An entrepreneur’s dream often begins with a problem. For Zain Shauk, it was wilted lettuce. Shauk grew up in Santa Monica, California, where the greens were always greener. When he moved to Houston in 2010, he found the packaged, pre-washed produce lacking. “I’d get home and I’d open the container and it was already steamy and slimy, and I’d say, ‘What gives?’”
The answer to the problem of steamy, slimy greens, he realized, was straightforward: to deliver fresher produce, it had to be grown closer to the customers. That simple solution inspired the launch of Dream Harvest, a company that uses hydroponics and technique known as vertical farming to grow lettuce, kale, herbs, and baby greens inside a low-slung industrial building in southwest Houston.

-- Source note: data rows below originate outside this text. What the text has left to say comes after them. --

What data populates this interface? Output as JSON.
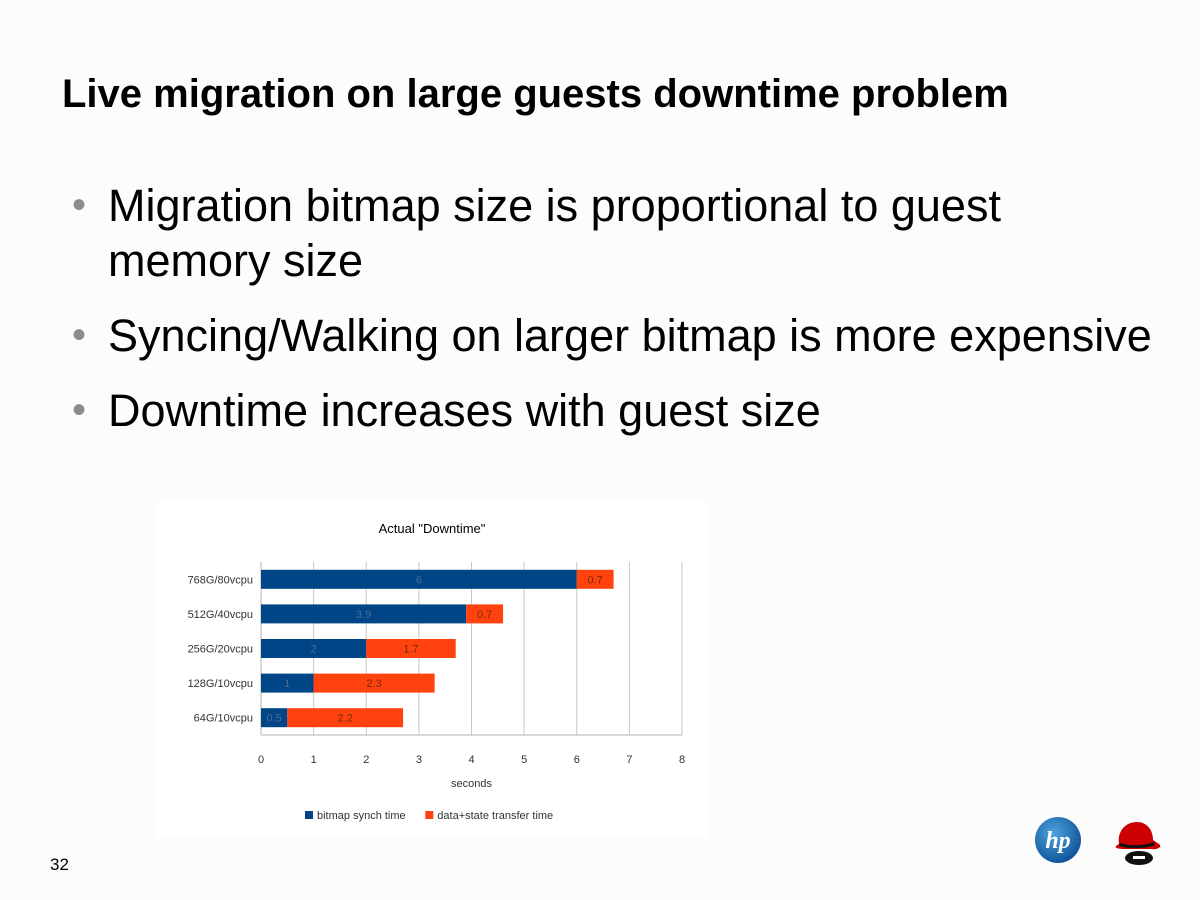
{
  "slide": {
    "title": "Live migration on large guests downtime problem",
    "bullets": [
      "Migration bitmap size is proportional to guest memory size",
      "Syncing/Walking on larger bitmap is more expensive",
      "Downtime increases with guest size"
    ],
    "bullet_glyph": "•",
    "page_number": "32"
  },
  "logos": {
    "hp": {
      "text": "hp",
      "color": "#1a6fb5"
    },
    "redhat": {
      "color": "#cc0000"
    }
  },
  "chart_data": {
    "type": "bar",
    "orientation": "horizontal",
    "stacked": true,
    "title": "Actual \"Downtime\"",
    "xlabel": "seconds",
    "ylabel": "",
    "categories": [
      "768G/80vcpu",
      "512G/40vcpu",
      "256G/20vcpu",
      "128G/10vcpu",
      "64G/10vcpu"
    ],
    "series": [
      {
        "name": "bitmap synch time",
        "color": "#004586",
        "values": [
          6,
          3.9,
          2,
          1,
          0.5
        ]
      },
      {
        "name": "data+state transfer time",
        "color": "#ff420e",
        "values": [
          0.7,
          0.7,
          1.7,
          2.3,
          2.2
        ]
      }
    ],
    "xlim": [
      0,
      8
    ],
    "xticks": [
      0,
      1,
      2,
      3,
      4,
      5,
      6,
      7,
      8
    ],
    "grid": true,
    "legend_position": "bottom",
    "data_labels": true
  }
}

Today, Dream Harvest, founded in 2015, delivers fresh produce to 46 Whole Foods locations in Texas, Oklahoma, Louisiana, and Arkansas, as well as Sweetgreen stores across Texas.

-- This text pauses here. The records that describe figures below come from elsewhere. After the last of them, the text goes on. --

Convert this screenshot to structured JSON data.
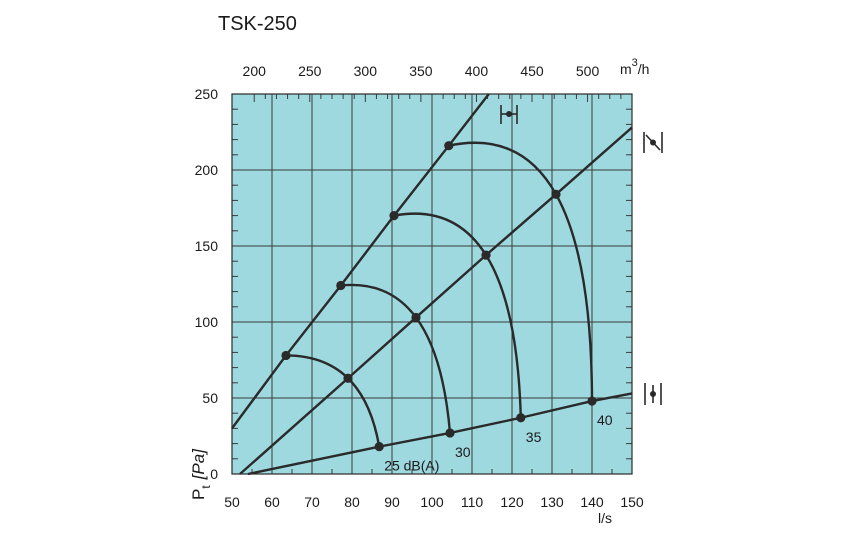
{
  "chart_data": {
    "type": "line",
    "title": "TSK-250",
    "xlabel": "l/s",
    "ylabel": "Pt [Pa]",
    "ylabel_main": "P",
    "ylabel_sub": "t",
    "ylabel_unit": "[Pa]",
    "x2label": "m³/h",
    "x2label_main": "m",
    "x2label_sup": "3",
    "x2label_rest": "/h",
    "xlim": [
      50,
      150
    ],
    "ylim": [
      0,
      250
    ],
    "x2lim": [
      180,
      540
    ],
    "xticks": [
      50,
      60,
      70,
      80,
      90,
      100,
      110,
      120,
      130,
      140,
      150
    ],
    "yticks": [
      0,
      50,
      100,
      150,
      200,
      250
    ],
    "x2ticks": [
      200,
      250,
      300,
      350,
      400,
      450,
      500
    ],
    "grid": true,
    "background_color": "#9ed9df",
    "line_color": "#2a2a2a",
    "series": [
      {
        "x": [
          50,
          63.5,
          77.2,
          90.5,
          104.2,
          114.2
        ],
        "y": [
          30,
          78,
          124,
          170,
          216,
          250
        ]
      },
      {
        "x": [
          52,
          79,
          96,
          113.5,
          131,
          150
        ],
        "y": [
          0,
          63,
          103,
          144,
          184,
          228
        ]
      },
      {
        "x": [
          54,
          86.8,
          104.5,
          122.2,
          140,
          150
        ],
        "y": [
          0,
          18,
          27,
          37,
          48,
          53
        ]
      }
    ],
    "sound_curves": [
      {
        "label": "25 dB(A)",
        "points": [
          [
            63.5,
            78
          ],
          [
            79,
            63
          ],
          [
            86.8,
            18
          ]
        ]
      },
      {
        "label": "30",
        "points": [
          [
            77.2,
            124
          ],
          [
            96,
            103
          ],
          [
            104.5,
            27
          ]
        ]
      },
      {
        "label": "35",
        "points": [
          [
            90.5,
            170
          ],
          [
            113.5,
            144
          ],
          [
            122.2,
            37
          ]
        ]
      },
      {
        "label": "40",
        "points": [
          [
            104.2,
            216
          ],
          [
            131,
            184
          ],
          [
            140,
            48
          ]
        ]
      }
    ],
    "damper_icons": [
      "damper-closed-icon",
      "damper-half-open-icon",
      "damper-open-icon"
    ]
  }
}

More growth is on the way. The company recently raised a $50 million investment from the private equity firm Orion Energy Partners, which has offices in New York and Houston. The capital will fund a new, 100,000-square-foot growing facility in Southwest Houston and create 40 new jobs, more than doubling the workforce of 26.
The expansion is expected to be completed in about a year, and Shauk sees an open field to expand further. The company’s primary competition comes from far-flung states, where nearly all leafy greens are grown outdoors. As the planet warms, Shauk said, traditional farming will be increasingly challenged by drought and extreme weather.